= Field-of-use limitation =

Provision in a patent license

A field-of-use limitation is a provision in a patent license that limits the scope of what the patent owner authorizes a manufacturing licensee (that is, a licensee that manufactures a patented product or performs a patented process) to do in relation to the patent, by specifying a defined field of use—that is, a defined field of permissible operation by the licensee. In addition to affirmatively specifying the field of use, the license may negatively specify a field or fields, by specifying fields of use from which the licensee is excluded.
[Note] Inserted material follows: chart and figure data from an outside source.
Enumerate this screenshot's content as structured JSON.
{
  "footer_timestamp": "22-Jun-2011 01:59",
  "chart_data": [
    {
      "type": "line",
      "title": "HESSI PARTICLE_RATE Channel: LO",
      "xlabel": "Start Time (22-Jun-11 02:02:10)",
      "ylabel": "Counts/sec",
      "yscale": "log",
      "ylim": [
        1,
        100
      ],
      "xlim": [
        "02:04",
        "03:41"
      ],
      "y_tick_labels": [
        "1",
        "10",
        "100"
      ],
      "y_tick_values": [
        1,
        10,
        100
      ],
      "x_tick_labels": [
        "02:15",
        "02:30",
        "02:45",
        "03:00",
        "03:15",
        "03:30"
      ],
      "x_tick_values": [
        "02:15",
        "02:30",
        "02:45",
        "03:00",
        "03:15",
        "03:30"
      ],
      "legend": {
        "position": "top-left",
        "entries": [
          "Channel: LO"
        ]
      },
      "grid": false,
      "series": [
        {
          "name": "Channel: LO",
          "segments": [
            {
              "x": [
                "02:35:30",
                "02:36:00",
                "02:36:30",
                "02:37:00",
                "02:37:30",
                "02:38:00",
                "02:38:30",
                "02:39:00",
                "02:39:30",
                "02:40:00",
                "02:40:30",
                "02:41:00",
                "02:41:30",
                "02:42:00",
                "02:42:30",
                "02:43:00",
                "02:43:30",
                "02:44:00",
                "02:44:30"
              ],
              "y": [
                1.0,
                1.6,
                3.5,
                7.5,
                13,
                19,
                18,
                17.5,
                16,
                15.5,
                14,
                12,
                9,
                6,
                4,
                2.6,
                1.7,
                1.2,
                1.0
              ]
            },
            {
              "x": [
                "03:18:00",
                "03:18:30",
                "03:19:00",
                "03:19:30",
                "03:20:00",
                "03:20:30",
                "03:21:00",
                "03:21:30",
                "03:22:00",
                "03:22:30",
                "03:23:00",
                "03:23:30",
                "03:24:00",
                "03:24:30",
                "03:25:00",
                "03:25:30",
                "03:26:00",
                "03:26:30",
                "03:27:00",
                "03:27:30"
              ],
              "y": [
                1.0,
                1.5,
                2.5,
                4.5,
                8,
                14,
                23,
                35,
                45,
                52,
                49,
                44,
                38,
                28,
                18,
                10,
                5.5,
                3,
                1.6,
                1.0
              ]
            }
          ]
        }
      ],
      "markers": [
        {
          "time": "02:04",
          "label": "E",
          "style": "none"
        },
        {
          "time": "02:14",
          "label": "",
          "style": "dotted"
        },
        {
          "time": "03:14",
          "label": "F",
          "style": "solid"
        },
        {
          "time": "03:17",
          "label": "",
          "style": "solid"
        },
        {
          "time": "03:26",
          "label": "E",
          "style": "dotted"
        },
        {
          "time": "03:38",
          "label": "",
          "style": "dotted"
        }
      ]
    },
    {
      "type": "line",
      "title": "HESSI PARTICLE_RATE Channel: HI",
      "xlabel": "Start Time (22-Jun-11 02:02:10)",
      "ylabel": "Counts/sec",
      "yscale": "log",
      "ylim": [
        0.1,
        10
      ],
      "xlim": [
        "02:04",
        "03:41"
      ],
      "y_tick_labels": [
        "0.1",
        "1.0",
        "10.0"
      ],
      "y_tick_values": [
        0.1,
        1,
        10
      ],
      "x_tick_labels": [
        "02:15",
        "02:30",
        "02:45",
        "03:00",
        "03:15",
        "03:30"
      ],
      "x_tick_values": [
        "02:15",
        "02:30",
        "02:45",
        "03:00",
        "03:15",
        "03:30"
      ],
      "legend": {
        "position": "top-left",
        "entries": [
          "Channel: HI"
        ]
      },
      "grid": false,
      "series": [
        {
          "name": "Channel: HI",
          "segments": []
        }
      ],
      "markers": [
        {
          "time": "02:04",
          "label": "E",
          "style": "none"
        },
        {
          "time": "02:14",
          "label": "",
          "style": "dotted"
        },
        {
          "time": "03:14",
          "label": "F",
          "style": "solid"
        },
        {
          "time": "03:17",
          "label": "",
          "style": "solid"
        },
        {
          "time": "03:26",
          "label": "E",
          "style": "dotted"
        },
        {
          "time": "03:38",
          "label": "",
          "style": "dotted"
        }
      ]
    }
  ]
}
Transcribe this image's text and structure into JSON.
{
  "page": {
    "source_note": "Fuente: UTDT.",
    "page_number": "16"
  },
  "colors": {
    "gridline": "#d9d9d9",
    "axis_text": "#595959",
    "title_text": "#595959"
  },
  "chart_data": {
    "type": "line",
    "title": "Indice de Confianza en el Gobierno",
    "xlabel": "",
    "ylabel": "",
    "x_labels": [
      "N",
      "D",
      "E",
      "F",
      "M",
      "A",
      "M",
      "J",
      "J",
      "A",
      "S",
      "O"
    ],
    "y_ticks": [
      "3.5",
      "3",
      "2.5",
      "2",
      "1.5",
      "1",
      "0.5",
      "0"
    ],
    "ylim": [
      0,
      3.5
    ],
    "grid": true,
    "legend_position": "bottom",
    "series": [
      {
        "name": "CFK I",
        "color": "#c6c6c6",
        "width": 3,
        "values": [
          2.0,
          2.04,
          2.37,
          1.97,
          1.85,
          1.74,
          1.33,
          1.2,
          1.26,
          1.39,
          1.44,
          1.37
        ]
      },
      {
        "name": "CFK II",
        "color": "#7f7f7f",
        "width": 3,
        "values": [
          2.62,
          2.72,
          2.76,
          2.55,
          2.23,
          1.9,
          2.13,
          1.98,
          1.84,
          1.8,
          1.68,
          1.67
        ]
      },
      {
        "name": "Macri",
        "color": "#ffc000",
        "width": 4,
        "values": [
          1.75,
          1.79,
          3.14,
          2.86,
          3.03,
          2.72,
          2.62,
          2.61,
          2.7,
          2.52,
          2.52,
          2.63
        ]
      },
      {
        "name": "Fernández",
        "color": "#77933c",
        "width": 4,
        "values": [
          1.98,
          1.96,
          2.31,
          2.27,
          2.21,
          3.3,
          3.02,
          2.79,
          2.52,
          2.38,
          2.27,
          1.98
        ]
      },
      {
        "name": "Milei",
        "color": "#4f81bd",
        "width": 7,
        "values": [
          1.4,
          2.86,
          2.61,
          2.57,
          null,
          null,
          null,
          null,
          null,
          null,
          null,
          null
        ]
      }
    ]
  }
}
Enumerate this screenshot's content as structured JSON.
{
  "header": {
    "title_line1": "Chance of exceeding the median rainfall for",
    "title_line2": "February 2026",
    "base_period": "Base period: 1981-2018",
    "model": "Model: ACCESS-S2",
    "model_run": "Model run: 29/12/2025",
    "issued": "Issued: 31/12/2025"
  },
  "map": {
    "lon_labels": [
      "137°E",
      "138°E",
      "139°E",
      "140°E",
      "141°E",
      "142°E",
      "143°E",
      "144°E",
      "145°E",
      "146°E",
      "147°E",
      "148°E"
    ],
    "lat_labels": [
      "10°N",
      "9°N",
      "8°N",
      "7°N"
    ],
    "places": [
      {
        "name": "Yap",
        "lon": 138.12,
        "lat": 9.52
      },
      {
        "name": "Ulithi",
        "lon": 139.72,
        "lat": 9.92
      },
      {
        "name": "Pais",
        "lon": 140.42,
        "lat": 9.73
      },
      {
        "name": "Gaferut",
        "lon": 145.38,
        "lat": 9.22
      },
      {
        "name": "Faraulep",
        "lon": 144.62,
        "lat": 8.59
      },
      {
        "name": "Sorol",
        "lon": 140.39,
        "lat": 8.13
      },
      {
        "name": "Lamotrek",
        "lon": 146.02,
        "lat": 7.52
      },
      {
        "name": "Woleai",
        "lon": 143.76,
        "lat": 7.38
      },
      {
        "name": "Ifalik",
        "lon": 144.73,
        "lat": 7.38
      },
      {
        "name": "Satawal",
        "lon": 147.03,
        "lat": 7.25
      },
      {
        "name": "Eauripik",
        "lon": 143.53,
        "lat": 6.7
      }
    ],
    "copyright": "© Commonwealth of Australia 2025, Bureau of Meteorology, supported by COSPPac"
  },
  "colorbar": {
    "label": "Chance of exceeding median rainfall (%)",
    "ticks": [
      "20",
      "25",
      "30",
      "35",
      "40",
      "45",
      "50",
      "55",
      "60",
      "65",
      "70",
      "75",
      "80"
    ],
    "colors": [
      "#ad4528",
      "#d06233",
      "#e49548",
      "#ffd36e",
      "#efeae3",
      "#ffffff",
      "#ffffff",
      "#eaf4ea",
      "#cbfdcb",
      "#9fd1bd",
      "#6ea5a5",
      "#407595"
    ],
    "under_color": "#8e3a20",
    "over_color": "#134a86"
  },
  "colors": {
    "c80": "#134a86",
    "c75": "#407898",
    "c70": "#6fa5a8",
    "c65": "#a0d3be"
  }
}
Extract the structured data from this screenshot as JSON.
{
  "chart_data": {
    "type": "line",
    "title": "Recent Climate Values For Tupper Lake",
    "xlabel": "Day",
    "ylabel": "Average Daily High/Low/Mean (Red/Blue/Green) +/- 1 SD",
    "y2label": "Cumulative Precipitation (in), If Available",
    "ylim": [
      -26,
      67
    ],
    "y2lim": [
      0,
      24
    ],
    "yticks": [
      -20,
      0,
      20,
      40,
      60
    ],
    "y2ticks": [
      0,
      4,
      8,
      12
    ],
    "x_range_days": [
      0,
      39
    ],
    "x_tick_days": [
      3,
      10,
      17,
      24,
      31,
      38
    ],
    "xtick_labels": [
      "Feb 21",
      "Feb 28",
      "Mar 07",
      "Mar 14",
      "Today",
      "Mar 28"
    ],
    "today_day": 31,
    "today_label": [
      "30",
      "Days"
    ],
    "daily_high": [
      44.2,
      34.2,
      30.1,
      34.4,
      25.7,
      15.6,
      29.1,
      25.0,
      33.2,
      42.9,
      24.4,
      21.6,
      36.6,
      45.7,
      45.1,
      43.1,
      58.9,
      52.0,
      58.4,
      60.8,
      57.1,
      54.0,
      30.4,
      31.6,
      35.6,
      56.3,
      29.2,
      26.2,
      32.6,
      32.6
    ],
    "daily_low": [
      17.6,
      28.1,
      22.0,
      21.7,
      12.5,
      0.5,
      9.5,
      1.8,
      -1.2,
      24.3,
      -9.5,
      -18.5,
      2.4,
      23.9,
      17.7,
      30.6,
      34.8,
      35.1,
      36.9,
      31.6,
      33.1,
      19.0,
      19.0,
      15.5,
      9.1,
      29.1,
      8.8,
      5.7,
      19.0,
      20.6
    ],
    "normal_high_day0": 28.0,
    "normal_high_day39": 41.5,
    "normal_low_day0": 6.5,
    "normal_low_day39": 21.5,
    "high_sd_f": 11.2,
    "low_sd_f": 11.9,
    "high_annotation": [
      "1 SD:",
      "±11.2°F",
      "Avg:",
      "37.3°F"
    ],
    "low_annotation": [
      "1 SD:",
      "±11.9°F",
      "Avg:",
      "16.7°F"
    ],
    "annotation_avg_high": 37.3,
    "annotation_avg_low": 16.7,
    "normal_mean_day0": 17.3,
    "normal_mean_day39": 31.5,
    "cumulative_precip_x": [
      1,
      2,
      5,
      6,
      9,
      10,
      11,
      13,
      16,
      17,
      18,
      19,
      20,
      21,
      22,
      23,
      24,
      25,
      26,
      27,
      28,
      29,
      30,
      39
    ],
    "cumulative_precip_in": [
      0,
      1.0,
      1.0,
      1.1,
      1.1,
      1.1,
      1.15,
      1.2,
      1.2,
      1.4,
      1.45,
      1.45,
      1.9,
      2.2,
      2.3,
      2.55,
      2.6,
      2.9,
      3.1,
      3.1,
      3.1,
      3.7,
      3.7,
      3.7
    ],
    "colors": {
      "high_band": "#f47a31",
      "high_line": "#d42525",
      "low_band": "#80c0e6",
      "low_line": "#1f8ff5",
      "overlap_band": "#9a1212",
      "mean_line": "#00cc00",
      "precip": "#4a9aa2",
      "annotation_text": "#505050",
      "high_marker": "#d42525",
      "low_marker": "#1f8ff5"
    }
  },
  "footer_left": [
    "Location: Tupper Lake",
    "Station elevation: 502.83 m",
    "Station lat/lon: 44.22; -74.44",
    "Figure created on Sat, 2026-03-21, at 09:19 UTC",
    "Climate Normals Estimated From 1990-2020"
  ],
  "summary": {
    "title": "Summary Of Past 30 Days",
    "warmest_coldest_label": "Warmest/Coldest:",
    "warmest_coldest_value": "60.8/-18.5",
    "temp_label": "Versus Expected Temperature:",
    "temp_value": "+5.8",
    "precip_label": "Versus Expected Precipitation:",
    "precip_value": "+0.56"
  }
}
By way of example, such a license might authorize a licensee to manufacture patented engines only for incorporation into trucks, or to manufacture a chemical only for sale to farmers (as contrasted with home gardeners). If the licensee exceeded the scope of the licensee, it would commit patent infringement. More generally, this kind of license permits the licensee to use the patented invention in some, but not all, possible ways in which the invention could be exploited. In an exclusive field-of-use license the licensee is the only person authorized to use the invention in the field of the license.

Field-of-use limitations in patent licenses may raise antitrust issues when such arrangements are used to allocate markets or create cartels.

==USA case law==
The US Supreme Court held such arrangements legitimate in General Talking Pictures Corp. v. Western Electric Co. By way of example, such a license might authorize a licensee to manufacture patented engines only for incorporation into trucks (the "truck field"), or to manufacture such engines only for sale to farmers (the "field of distribution to farmers"). If the licensee exceeded the scope of the licensee, it would commit patent infringement.

The doctrine of the General Talking Pictures case does not apply to a patent owner's sale (or its licensee's sale) of a product to a customer that imposes a restriction on what the customer may subsequently do with the product. Such sales are governed by the “exhaustion doctrine,” rather than the General Talking Pictures doctrine. Enforced with fines and often much bad publicity.

Furthermore, when field-of-use licensing is used to create a horizontal cartel by which product markets are allocated among what would otherwise be competitive licensees, the General Talking Pictures doctrine does not shield the arrangement from the antitrust laws. In Hartford-Empire Co. v. United States, such a cartel based on patents was condemned as an antitrust violation. In United States v. Ciba Geigy Corp., the court found an antitrust violation as to patent licenses that restricted use of purchased drug chemicals but no violation as to licenses that limited the use of the same chemicals by licensees manufacturing them.

==Free software licences==

It has been argued that field-of-use limitations are inconsistent with W3C standards and with the GNU General Public License.